Author + information
Patient initials or identifier number
Relevant clinical history and physical exam
This is a 55-year-old gentleman who was referred for further management. Following recurrence of angina for the past 3 weeks. He was currently in CCS III. Premorbid medical history includes dyslipidemia and acute myocardial infarction in 2011, where by a coronary artery bypass grafting (CABG) with a LIMA to diagonal artery performed. Physical examination was unremarkable.
Relevant test results prior to catheterization
Echocardiography revealed ejection fraction of 48%, hypokinesia at mid to apical anterior and anteroseptal walls with normal valves.
Relevant catheterization findings
Left main and right coronary artery were normal. The left anterior descending artery totally occluded from ostial to proximal segment and there was a severe stenosis at the mid segment. The left circumflex artery had moderate stenosis proximally. The left internal mammary artery (LIMA) graft to diagonal artery was patent.

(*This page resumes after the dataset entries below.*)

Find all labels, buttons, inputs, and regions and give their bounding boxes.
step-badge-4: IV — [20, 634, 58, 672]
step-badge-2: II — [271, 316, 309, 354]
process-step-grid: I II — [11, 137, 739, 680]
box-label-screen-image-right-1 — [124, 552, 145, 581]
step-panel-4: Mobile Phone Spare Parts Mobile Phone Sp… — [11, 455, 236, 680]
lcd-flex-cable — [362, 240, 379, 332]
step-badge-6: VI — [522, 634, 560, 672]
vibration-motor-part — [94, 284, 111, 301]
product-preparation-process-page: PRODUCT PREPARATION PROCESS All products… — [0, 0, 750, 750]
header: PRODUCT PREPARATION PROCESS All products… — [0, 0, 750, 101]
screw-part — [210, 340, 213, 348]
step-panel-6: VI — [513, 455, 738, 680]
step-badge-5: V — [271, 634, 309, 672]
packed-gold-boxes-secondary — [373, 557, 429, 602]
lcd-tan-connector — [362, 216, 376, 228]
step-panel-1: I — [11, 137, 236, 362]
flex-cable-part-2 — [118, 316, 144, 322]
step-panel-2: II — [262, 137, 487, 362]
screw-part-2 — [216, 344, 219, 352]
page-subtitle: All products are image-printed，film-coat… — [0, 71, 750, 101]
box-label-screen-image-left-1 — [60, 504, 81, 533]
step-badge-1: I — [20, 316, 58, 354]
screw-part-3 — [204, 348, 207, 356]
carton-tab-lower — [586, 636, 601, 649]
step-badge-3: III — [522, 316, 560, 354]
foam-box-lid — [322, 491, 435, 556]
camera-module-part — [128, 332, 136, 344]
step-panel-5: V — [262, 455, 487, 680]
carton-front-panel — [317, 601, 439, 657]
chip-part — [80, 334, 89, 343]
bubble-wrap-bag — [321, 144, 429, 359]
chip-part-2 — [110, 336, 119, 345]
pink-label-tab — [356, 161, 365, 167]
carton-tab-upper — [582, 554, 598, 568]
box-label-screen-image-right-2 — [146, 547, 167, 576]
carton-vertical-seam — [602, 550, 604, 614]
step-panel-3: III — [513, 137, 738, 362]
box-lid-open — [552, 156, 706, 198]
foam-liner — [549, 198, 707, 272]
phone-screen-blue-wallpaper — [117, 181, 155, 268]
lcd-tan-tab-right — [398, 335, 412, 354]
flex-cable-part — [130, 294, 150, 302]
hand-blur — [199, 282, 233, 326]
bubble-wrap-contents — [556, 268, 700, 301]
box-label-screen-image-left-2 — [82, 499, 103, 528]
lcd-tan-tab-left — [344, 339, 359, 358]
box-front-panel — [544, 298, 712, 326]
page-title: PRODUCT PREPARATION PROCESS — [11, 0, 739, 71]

Access: Right radial and right femoral (contralateral injection)
Guiding catheters: EBU3.5 7French and IMA 6French
Antegrade approach was first attempted by wiring the LCx with Run through Floppy and the LAD with Fielder XTA with a Fine cross micro catheter support. Wires were then upgraded gradually to Conquest Pro, Conquest Pro 12 and Conquest Pro 8-20 but due to high calcification, the wires kept getting deflected and going into false lumen. The antegrade approach was then switched to retrograde approach.
Retrograde approach was attempted by wiring the LIMA-Diagonal and backward into mid LAD with Sion Blue wire, which successfully crossed the severe stenosis at mid LAD into the distal LAD. Attempts to advance Tazuna 2.5/15 mm balloon into mid LAD via the LIMA-Diagonal graft was unsuccessful due to its tortuosity and thus a Guideliner with a Whisper wire was used. Tazuna 2.5/15 mm balloon was finally able to pass down and the mid LAD lesion was predilated. Mid LAD-Diagonal bifurcation was then predilated (modified CART). Using the retrograde wire as a guide, the antegrade wire (Conquest Pro 8-20) was finally able to cross the distal cap of the CTO. The CTO was predilated with Tazuna 1.5/15 mm then 2.5/15 mm. Ostial to proximal LAD was stented with Orsiro 3.0/40 mm and post dilated with NC Euphora 3.5/20 mm.
This case resulted in a TIMI III flow in the native LAD artery. The diagonal branch flow did not compromised despite being jailed at its ostium after the LAD stent deployed, as it was separately supplied by the patent LIMA graft. To be successful in tackling a CTO lesion, one has to be proficient with the antegrade and retrograde approaches and quickly switch from one to another. Several techniques that were employed in this case included anchor wire, kissing wire, mother-child-grandchild and modified CART. Guideliner support was helpful to negotiate the tortuousity in the LIMA but one has to be gentle and careful to avoid dissecting it.